Essentially, RPX tries to license patented technology for all members of its network, at what it claims to be “far less cost.” The company has said in SEC filings that antitrust authorities may see its business practices as violating antitrust law.
In early 2024, after Xockets contacted all the players in the market about licensing its DPUs, Nvidia, Microsoft, and the others referred all negotiations to RPX, according to the lawsuit.
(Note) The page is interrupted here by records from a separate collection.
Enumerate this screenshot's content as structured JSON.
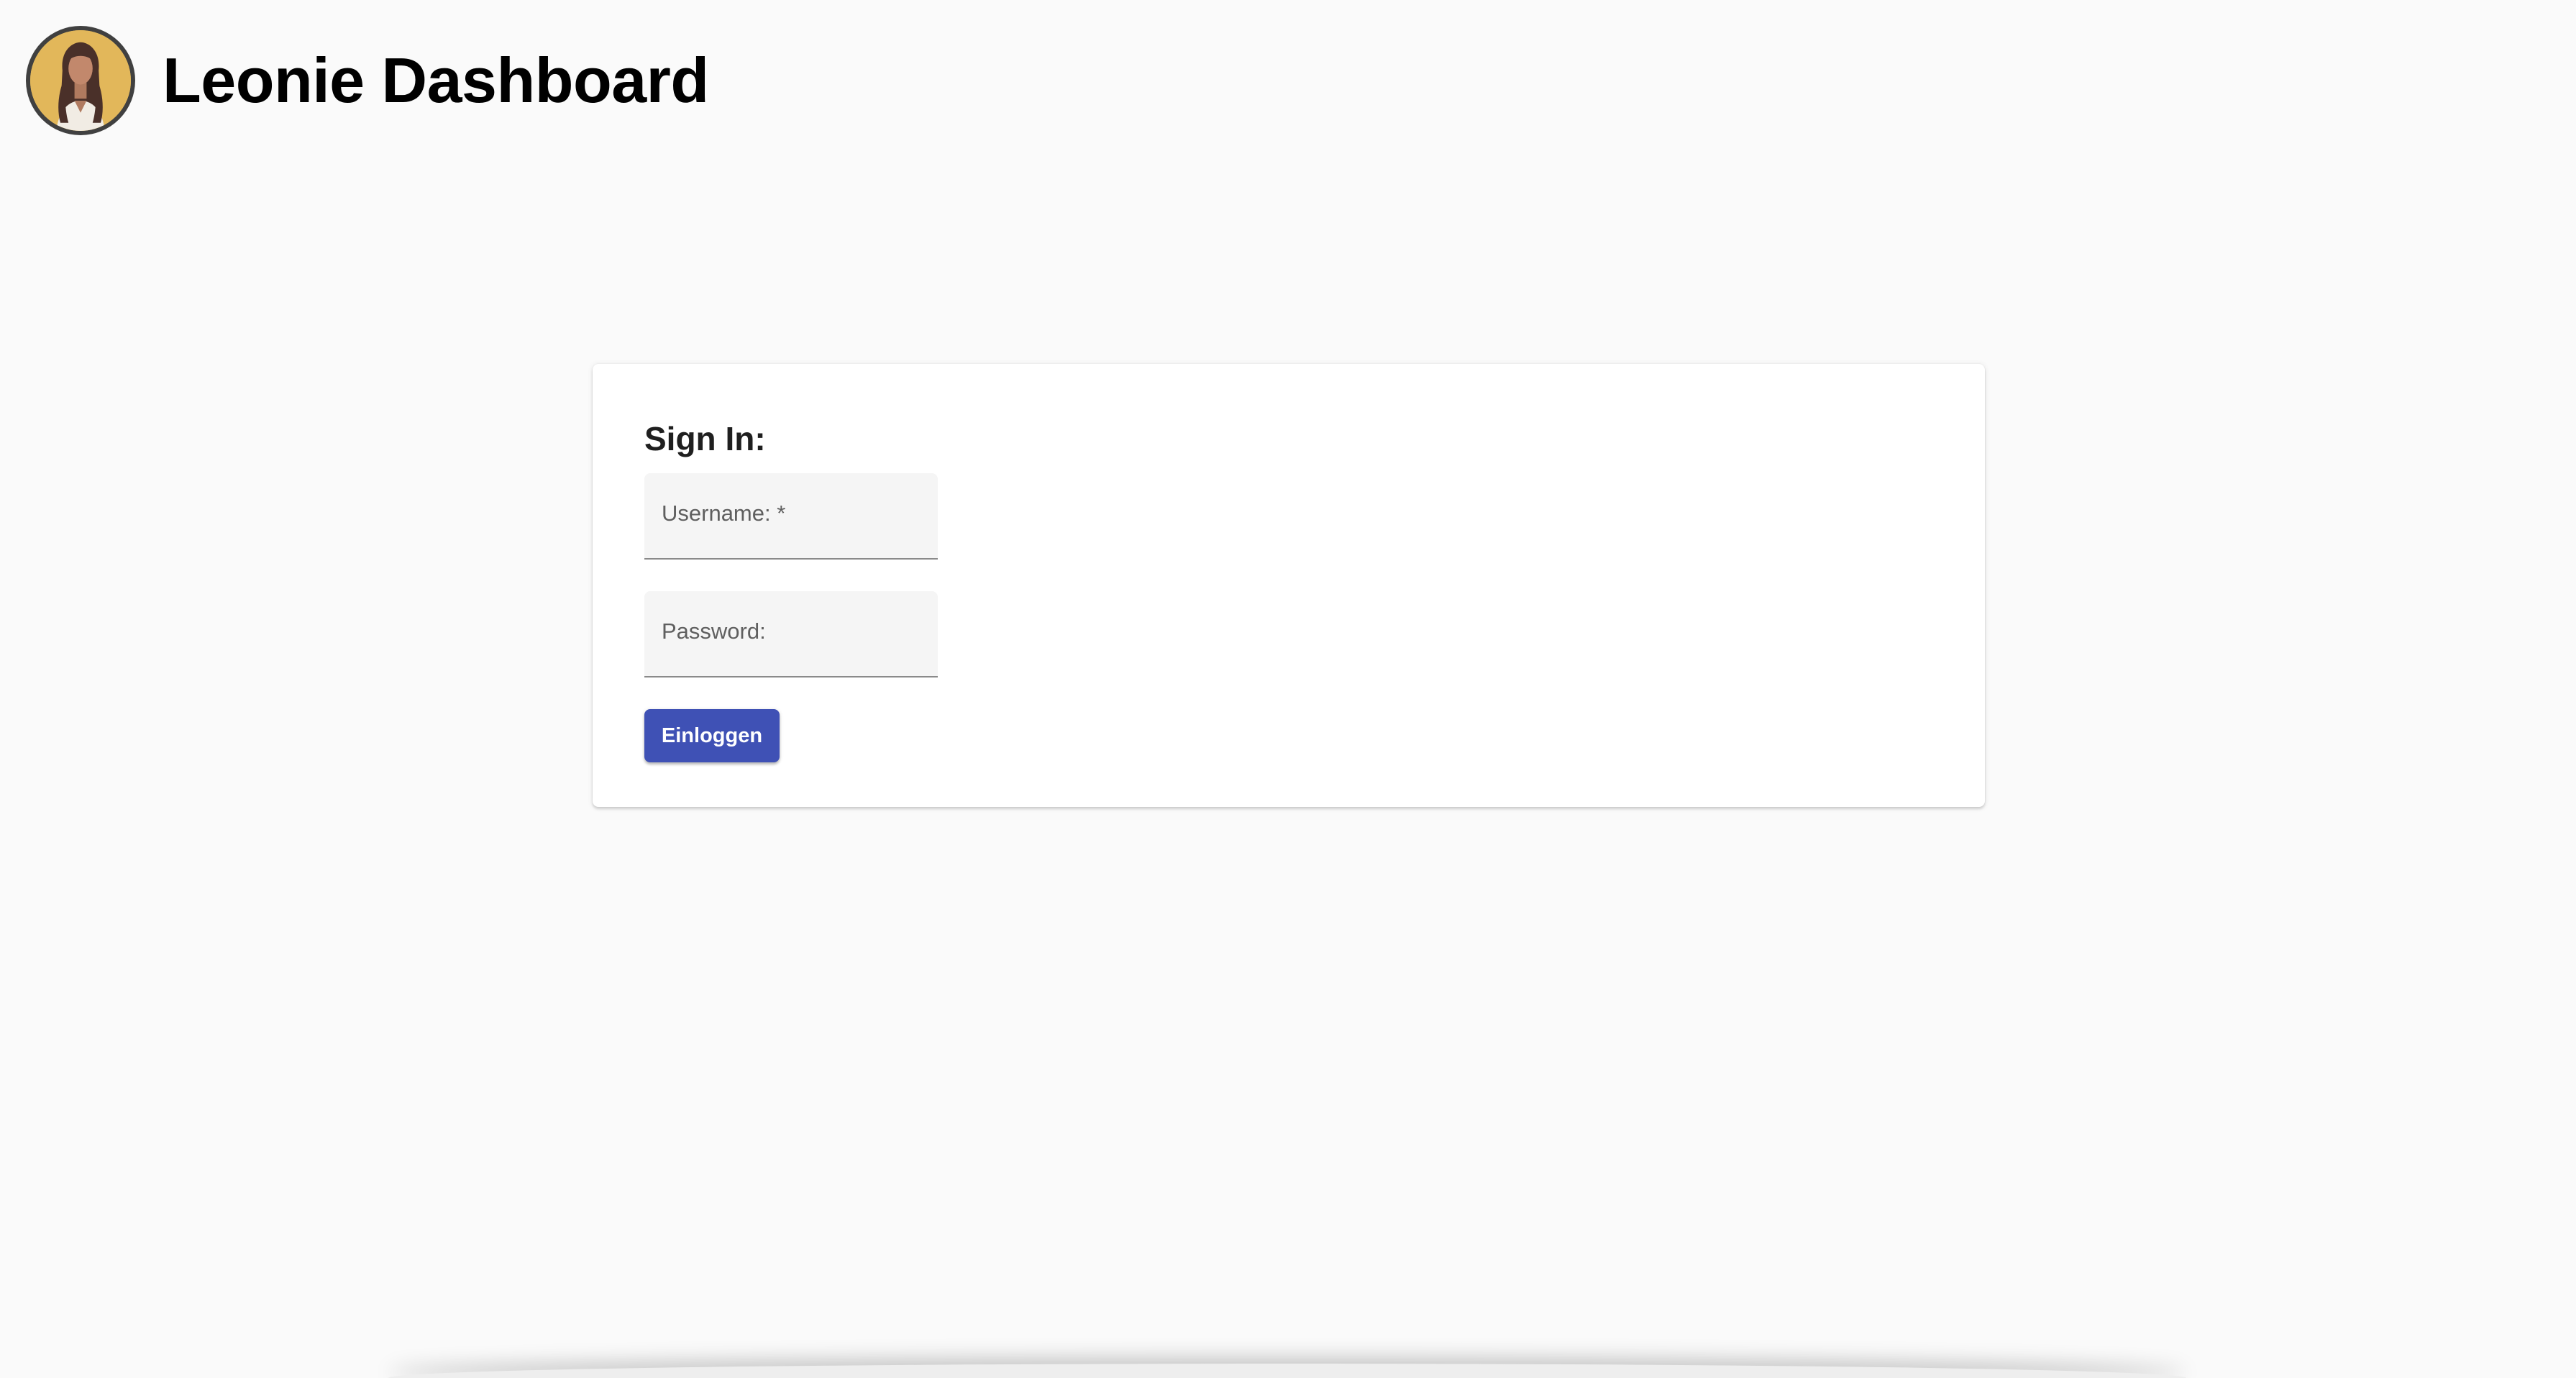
{
  "header": {
    "title": "Leonie Dashboard",
    "avatar_icon": "woman-portrait-avatar",
    "avatar_bg_color": "#e2b75a"
  },
  "login": {
    "title": "Sign In:",
    "username_label": "Username: *",
    "username_value": "",
    "password_label": "Password:",
    "password_value": "",
    "submit_label": "Einloggen",
    "accent_color": "#3f51b5"
  }
}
An RPX representative set up a meeting with Xockets in May 2024, and made clear he was operating at the request of other companies. “Since the time that RPX has become involved, Xockets has been prevented from obtaining a fair market price for its patents,” the lawsuit claims.
This is described repeatedly as a buyers’ cartel, which locks out the potential for Xockets to negotiate competitively with multiple potential customers, and consequently lowers the “fair market price” for its technology. In fact, any offers are below the cost of production, making it more like a boycott, in the view of Xockets. “They’ll talk you to death and do nothing,” said Cote. This cartel-like behavior creates the basis for the antitrust claim.
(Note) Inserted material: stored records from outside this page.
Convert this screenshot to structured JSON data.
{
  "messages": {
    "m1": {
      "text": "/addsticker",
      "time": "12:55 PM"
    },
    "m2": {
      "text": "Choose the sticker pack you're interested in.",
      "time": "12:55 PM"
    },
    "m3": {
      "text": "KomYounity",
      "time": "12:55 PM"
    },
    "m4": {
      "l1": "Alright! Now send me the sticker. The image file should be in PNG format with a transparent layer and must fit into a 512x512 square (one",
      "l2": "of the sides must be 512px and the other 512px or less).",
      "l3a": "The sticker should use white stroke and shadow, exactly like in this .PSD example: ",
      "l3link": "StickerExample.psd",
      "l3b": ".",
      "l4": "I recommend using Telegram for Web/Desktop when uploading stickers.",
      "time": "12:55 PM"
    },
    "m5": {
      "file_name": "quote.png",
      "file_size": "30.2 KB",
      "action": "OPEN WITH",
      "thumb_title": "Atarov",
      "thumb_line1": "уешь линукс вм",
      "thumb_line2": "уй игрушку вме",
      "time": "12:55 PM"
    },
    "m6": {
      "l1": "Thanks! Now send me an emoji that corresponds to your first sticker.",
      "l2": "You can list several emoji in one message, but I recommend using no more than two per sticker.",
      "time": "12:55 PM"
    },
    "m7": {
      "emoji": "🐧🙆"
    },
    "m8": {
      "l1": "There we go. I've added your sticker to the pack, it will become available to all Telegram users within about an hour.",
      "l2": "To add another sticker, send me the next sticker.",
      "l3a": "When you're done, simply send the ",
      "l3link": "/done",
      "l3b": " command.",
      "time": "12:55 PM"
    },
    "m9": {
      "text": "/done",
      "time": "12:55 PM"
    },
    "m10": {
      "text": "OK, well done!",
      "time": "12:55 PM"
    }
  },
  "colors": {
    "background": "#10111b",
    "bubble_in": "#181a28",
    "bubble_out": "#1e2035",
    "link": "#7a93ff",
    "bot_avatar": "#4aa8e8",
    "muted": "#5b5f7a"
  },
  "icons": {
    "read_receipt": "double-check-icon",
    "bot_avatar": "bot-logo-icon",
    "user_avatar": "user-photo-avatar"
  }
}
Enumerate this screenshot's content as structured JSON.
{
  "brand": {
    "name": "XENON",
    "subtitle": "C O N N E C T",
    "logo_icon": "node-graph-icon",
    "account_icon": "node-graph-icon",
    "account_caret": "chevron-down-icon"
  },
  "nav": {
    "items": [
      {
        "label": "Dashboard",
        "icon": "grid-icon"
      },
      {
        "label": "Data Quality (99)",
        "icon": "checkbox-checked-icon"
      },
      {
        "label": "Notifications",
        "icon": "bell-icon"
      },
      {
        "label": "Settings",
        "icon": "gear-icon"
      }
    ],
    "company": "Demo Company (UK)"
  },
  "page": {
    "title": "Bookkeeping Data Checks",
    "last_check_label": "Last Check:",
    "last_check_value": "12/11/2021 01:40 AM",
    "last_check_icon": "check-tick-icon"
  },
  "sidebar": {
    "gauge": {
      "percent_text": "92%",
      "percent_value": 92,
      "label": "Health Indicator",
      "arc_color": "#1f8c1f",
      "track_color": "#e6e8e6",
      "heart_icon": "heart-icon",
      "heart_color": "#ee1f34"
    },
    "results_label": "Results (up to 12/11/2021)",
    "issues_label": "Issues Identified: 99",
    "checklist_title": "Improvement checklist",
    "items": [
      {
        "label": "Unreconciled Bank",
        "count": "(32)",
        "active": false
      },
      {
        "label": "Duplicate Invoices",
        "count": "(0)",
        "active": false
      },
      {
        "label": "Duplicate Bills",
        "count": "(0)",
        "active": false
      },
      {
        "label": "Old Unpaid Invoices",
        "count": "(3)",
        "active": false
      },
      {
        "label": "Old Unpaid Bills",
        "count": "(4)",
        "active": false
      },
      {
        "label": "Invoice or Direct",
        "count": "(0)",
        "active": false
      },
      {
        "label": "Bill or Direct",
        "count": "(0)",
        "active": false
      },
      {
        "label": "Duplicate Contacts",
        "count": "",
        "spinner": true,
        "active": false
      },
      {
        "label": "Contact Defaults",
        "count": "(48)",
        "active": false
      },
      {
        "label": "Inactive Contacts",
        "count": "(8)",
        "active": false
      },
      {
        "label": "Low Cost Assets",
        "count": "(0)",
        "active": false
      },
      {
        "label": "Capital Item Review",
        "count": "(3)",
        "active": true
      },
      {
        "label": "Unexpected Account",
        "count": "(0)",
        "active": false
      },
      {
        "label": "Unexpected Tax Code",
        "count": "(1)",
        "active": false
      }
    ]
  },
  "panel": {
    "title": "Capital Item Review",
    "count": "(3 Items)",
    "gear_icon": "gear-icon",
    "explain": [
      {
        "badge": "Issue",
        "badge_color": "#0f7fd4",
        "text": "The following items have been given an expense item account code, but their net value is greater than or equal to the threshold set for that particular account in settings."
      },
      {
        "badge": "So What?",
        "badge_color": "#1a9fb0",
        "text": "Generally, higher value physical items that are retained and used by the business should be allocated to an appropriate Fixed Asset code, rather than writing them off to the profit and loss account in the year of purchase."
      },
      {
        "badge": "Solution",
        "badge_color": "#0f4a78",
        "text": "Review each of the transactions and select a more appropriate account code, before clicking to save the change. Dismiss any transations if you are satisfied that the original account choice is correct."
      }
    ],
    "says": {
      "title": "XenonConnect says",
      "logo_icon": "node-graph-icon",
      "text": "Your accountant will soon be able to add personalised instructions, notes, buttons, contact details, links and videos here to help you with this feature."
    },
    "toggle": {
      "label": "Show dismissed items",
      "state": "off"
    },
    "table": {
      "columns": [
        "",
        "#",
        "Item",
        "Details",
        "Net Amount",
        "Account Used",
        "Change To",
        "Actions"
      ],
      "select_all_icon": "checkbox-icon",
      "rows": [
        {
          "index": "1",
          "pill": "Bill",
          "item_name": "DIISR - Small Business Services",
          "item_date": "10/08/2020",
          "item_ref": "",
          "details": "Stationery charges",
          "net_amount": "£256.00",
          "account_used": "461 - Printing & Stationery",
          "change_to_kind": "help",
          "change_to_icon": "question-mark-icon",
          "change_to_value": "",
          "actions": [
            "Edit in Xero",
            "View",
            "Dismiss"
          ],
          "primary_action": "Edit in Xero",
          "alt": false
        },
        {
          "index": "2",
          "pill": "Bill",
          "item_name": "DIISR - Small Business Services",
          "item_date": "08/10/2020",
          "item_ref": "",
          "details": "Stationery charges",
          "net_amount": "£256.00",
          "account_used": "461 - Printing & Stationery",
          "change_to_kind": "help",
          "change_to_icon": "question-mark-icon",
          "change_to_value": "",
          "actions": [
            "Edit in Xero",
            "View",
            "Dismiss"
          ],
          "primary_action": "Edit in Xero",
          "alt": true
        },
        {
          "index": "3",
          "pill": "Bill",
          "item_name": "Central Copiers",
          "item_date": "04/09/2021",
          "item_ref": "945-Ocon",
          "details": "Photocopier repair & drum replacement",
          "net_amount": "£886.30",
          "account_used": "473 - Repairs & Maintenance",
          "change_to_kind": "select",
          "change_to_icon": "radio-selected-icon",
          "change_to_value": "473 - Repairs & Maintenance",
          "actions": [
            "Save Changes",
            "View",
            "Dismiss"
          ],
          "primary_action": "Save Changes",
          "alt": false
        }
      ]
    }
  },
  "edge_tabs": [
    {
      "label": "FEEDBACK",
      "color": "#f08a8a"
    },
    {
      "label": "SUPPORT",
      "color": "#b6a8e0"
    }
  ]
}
Xockets wants damages for this conduct, but it also wants to obtain an injunction against the alleged violation of its patents and the alleged violation of antitrust laws through the buyers’ cartel. A preliminary hearing on the injunction will take place on September 19. This is obviously a huge challenge against companies with multitrillion-dollar market caps and armies of lawyers. Why does Cote think Xockets can pull it off?
“We have a great story around key innovations that enable the AI revolution,” he said. “The law gives you patent exclusivity. In trade for telling everyone what I’m doing, I have the strong hand of stopping anyone who wants to steal from me.”
Nvidia and Microsoft declined to comment.
There are a couple of notable elements to this case. First of all, for all the AI software hype, Silicon Valley still relies on hardware to make things run. Xockets’ technology and that of other “Little Tech” entrepreneurs remains a necessary backbone, and if the biggest firms with control of data and a first-mover advantage have created schemes to obviate their need to pay a fair price for that hardware, something is wrong with what is assigned value in the tech economy.
Second, the revelation of RPX as what Xockets claims is a cartel deserves much more scrutiny. It undermines the very architecture of competition in the AI ecosystem. And finally, this is exactly what antitrust enforcers have raised alarms about with respect to learning from Big Tech’s machinations in the past and applying them to the AI future. They don’t want competition killed by incumbents, and prominence in AI coming mainly from who has access to data. This case offers a potential window into how that operates.
“The innovation economy built the largest economy in the world, the most prosperous nation on Earth,” said Cote. “That starts in the Constitution by giving patent protection to people. We don’t want the shade to kill the young seedlings.”